Well, he won four grade 1s, three million-dollar races and is currently the all-time leading Cal-bred. Shipping out aside, it wasn't like anyone wanted to come in to California and face him over his home track. You'd think a million bucks would be enough incentive, but the truth is nobody wanted to face him here. And not to make excuses, but I gave him every benefit of the doubt for his three previous clunkers outside of California. Not so much now, but before it was definitely debatable.

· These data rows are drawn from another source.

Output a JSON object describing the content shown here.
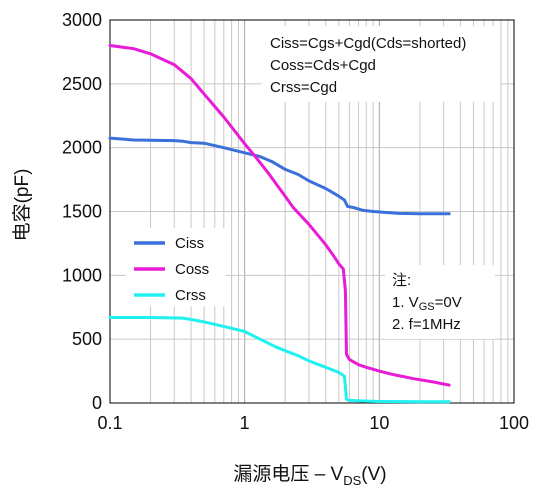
{
  "chart_data": {
    "type": "line",
    "title": "",
    "xlabel": "漏源电压 – V",
    "xlabel_sub": "DS",
    "xlabel_unit": "(V)",
    "ylabel": "电容(pF)",
    "x_scale": "log",
    "xlim": [
      0.1,
      100
    ],
    "ylim": [
      0,
      3000
    ],
    "x_tick_labels": [
      "0.1",
      "1",
      "10",
      "100"
    ],
    "y_tick_labels": [
      "0",
      "500",
      "1000",
      "1500",
      "2000",
      "2500",
      "3000"
    ],
    "grid": true,
    "legend_position": "middle-left",
    "annotation_formulas": [
      "Ciss=Cgs+Cgd(Cds=shorted)",
      "Coss=Cds+Cgd",
      "Crss=Cgd"
    ],
    "note": {
      "title": "注:",
      "line1_prefix": "1. V",
      "line1_sub": "GS",
      "line1_suffix": "=0V",
      "line2": "2. f=1MHz"
    },
    "series": [
      {
        "name": "Ciss",
        "color": "#3b6fd9",
        "points": [
          [
            0.1,
            2075
          ],
          [
            0.15,
            2060
          ],
          [
            0.2,
            2058
          ],
          [
            0.3,
            2055
          ],
          [
            0.35,
            2050
          ],
          [
            0.4,
            2040
          ],
          [
            0.5,
            2035
          ],
          [
            0.7,
            2000
          ],
          [
            1,
            1960
          ],
          [
            1.3,
            1930
          ],
          [
            1.6,
            1890
          ],
          [
            2,
            1830
          ],
          [
            2.5,
            1790
          ],
          [
            3,
            1740
          ],
          [
            4,
            1680
          ],
          [
            5,
            1620
          ],
          [
            5.5,
            1590
          ],
          [
            5.8,
            1540
          ],
          [
            6.5,
            1530
          ],
          [
            7.5,
            1510
          ],
          [
            9,
            1500
          ],
          [
            12,
            1490
          ],
          [
            14,
            1485
          ],
          [
            20,
            1483
          ],
          [
            33,
            1483
          ]
        ]
      },
      {
        "name": "Coss",
        "color": "#e81bd6",
        "points": [
          [
            0.1,
            2800
          ],
          [
            0.15,
            2775
          ],
          [
            0.2,
            2735
          ],
          [
            0.3,
            2650
          ],
          [
            0.4,
            2540
          ],
          [
            0.5,
            2420
          ],
          [
            0.7,
            2240
          ],
          [
            1,
            2030
          ],
          [
            1.2,
            1930
          ],
          [
            1.5,
            1800
          ],
          [
            2,
            1620
          ],
          [
            2.3,
            1530
          ],
          [
            3,
            1400
          ],
          [
            4,
            1240
          ],
          [
            4.6,
            1150
          ],
          [
            5,
            1090
          ],
          [
            5.4,
            1050
          ],
          [
            5.6,
            880
          ],
          [
            5.7,
            380
          ],
          [
            6,
            340
          ],
          [
            7,
            300
          ],
          [
            8,
            280
          ],
          [
            10,
            250
          ],
          [
            13,
            220
          ],
          [
            18,
            190
          ],
          [
            25,
            165
          ],
          [
            33,
            140
          ]
        ]
      },
      {
        "name": "Crss",
        "color": "#1ff0f0",
        "points": [
          [
            0.1,
            670
          ],
          [
            0.2,
            670
          ],
          [
            0.35,
            665
          ],
          [
            0.5,
            635
          ],
          [
            0.7,
            600
          ],
          [
            1,
            560
          ],
          [
            1.3,
            500
          ],
          [
            1.7,
            440
          ],
          [
            2,
            410
          ],
          [
            2.5,
            370
          ],
          [
            3,
            330
          ],
          [
            4,
            280
          ],
          [
            5,
            240
          ],
          [
            5.5,
            210
          ],
          [
            5.7,
            30
          ],
          [
            6,
            20
          ],
          [
            8,
            15
          ],
          [
            10,
            12
          ],
          [
            20,
            10
          ],
          [
            33,
            10
          ]
        ]
      }
    ]
  }
}
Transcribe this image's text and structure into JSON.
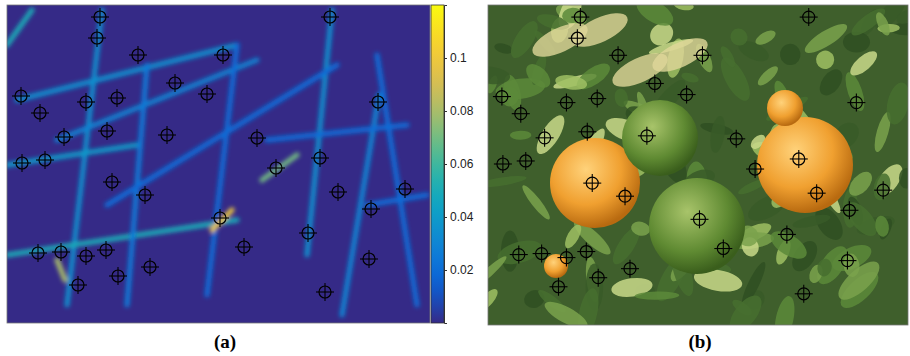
{
  "chart_data": [
    {
      "type": "heatmap",
      "title": "(a)",
      "xlim": [
        0,
        423
      ],
      "ylim": [
        0,
        318
      ],
      "tick_labels": false,
      "marker": "crosshair",
      "colorbar": {
        "range": [
          0,
          0.12
        ],
        "ticks": [
          0.02,
          0.04,
          0.06,
          0.08,
          0.1
        ]
      },
      "streaks": [
        {
          "x": [
            95,
            60
          ],
          "y": [
            5,
            300
          ],
          "value": 0.035
        },
        {
          "x": [
            0,
            130
          ],
          "y": [
            160,
            140
          ],
          "value": 0.04
        },
        {
          "x": [
            0,
            230
          ],
          "y": [
            250,
            215
          ],
          "value": 0.05
        },
        {
          "x": [
            50,
            250
          ],
          "y": [
            135,
            55
          ],
          "value": 0.03
        },
        {
          "x": [
            10,
            230
          ],
          "y": [
            95,
            40
          ],
          "value": 0.035
        },
        {
          "x": [
            325,
            300
          ],
          "y": [
            5,
            250
          ],
          "value": 0.035
        },
        {
          "x": [
            372,
            335
          ],
          "y": [
            90,
            310
          ],
          "value": 0.03
        },
        {
          "x": [
            0,
            25
          ],
          "y": [
            40,
            5
          ],
          "value": 0.05
        },
        {
          "x": [
            140,
            120
          ],
          "y": [
            60,
            300
          ],
          "value": 0.025
        },
        {
          "x": [
            230,
            200
          ],
          "y": [
            40,
            290
          ],
          "value": 0.02
        },
        {
          "x": [
            360,
            420
          ],
          "y": [
            200,
            190
          ],
          "value": 0.02
        },
        {
          "x": [
            370,
            410
          ],
          "y": [
            50,
            300
          ],
          "value": 0.02
        },
        {
          "x": [
            100,
            330
          ],
          "y": [
            200,
            60
          ],
          "value": 0.02
        },
        {
          "x": [
            260,
            400
          ],
          "y": [
            135,
            120
          ],
          "value": 0.02
        },
        {
          "x": [
            255,
            290
          ],
          "y": [
            175,
            150
          ],
          "value": 0.07
        },
        {
          "x": [
            50,
            58
          ],
          "y": [
            255,
            275
          ],
          "value": 0.08
        },
        {
          "x": [
            205,
            225
          ],
          "y": [
            225,
            205
          ],
          "value": 0.1
        }
      ],
      "points": {
        "x": [
          93,
          323,
          90,
          131,
          216,
          14,
          33,
          79,
          110,
          168,
          200,
          371,
          57,
          100,
          160,
          250,
          15,
          38,
          269,
          313,
          105,
          138,
          331,
          398,
          213,
          364,
          301,
          237,
          31,
          54,
          79,
          99,
          143,
          111,
          362,
          71,
          318
        ],
        "y": [
          12,
          12,
          33,
          50,
          50,
          91,
          108,
          97,
          93,
          78,
          89,
          97,
          132,
          126,
          130,
          133,
          158,
          155,
          163,
          153,
          177,
          190,
          187,
          184,
          213,
          204,
          228,
          242,
          248,
          247,
          251,
          245,
          262,
          271,
          254,
          280,
          287
        ]
      }
    },
    {
      "type": "image",
      "title": "(b)",
      "xlim": [
        0,
        423
      ],
      "ylim": [
        0,
        318
      ],
      "tick_labels": false,
      "marker": "crosshair",
      "points": {
        "x": [
          93,
          323,
          90,
          131,
          216,
          14,
          33,
          79,
          110,
          168,
          200,
          371,
          57,
          100,
          160,
          250,
          15,
          38,
          269,
          313,
          105,
          138,
          331,
          398,
          213,
          364,
          301,
          237,
          31,
          54,
          79,
          99,
          143,
          111,
          362,
          71,
          318
        ],
        "y": [
          12,
          12,
          33,
          50,
          50,
          91,
          108,
          97,
          93,
          78,
          89,
          97,
          132,
          126,
          130,
          133,
          158,
          155,
          163,
          153,
          177,
          190,
          187,
          184,
          213,
          204,
          228,
          242,
          248,
          247,
          251,
          245,
          262,
          271,
          254,
          280,
          287
        ]
      }
    }
  ]
}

My take? California horses spend a lot of time shipping East yet Eastern horses rarely come West. Why is that? And no lame excuses like the tracks are faster here. Plenty of speedy types race on the Right Coast and Cali-based horses still beat them straight up. If anything you'd think that when Cali horses ship they'd find the "deeper" tracks a hurdle.

But that's just me...
Basically the main reason in the past you would see more horses ship East than ship West is that 1. There are more graded stakes to choose form out East and 2. Those races carry much more weight in terms of Prestige. It just doesn't make much sense to go out West and run in the San Whatever Stakes when you can stay home and run in either The Pim Special The Whitney etc. Races that have a storied history. These races carry much more weight when it comes to voting and breeding. Wheather its fair or not is to be debated but it's the fact.